This logic is designed to track how closely a campaign is performing against its budget over time by comparing actual spend with expected spend based on elapsed days in the campaign flight.
It uses campaign start and end dates, budget, and current date to calculate pacing percentage. This helps media teams detect under- or over-delivery early, make timely optimizations, and clearly communicate campaign health.
This approach is straightforward, reliable, and ideal for real-time campaign monitoring using channels in TapClicks.
Please see below for benefits and implementation steps.

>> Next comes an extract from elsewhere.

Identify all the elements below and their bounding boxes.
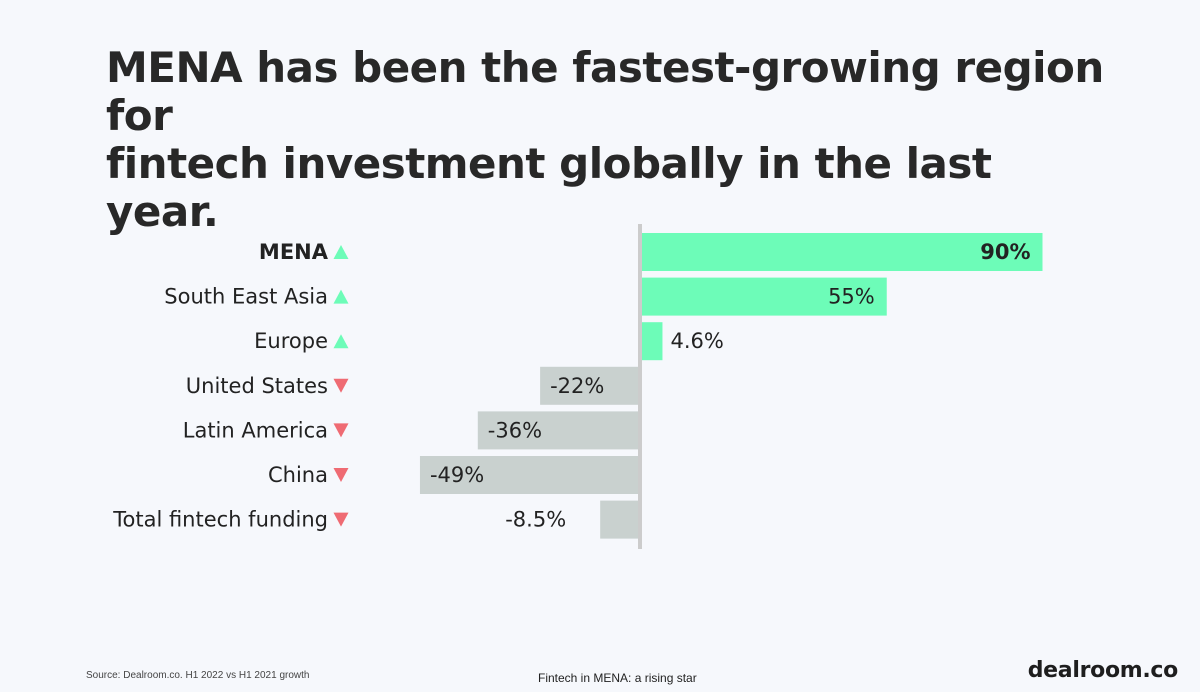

Tracks overall campaign delivery against total budget in real time.
Identifies under- or over-delivery early in the flight.
Enables proactive optimizations based on pacing trends.
Simplifies performance monitoring for media teams.
Supports clear communication of campaign health to stakeholders.
Navigate to Data in the left navigation then choose Calculation and press the + button to create a new calculated field.
You’ll need to set up fields for:
Days Elapsed
Flight Days
Per Day Budget
Expected Spend
Pacing %
Use the following logic in calculated fields:
Days Elapsed
IF current_date < Stop_Date THEN
current_date - Start_Date
ELSE Stop_Date - Start_Date + 1
Per Day Budget
Budget / Flight_Days
Flight Days
Stop_Date - Start_Date + 1
Pacing (%)
(Spend / Expected_Spend_Till_Today) * 100
Expected Spend Till Today
Per_Day_Budget * Days_Elapsed
Test the calculation and save it by pressing the button at the bottom of the page.
Add the new calculation dimension to your dashboard widgets and reports.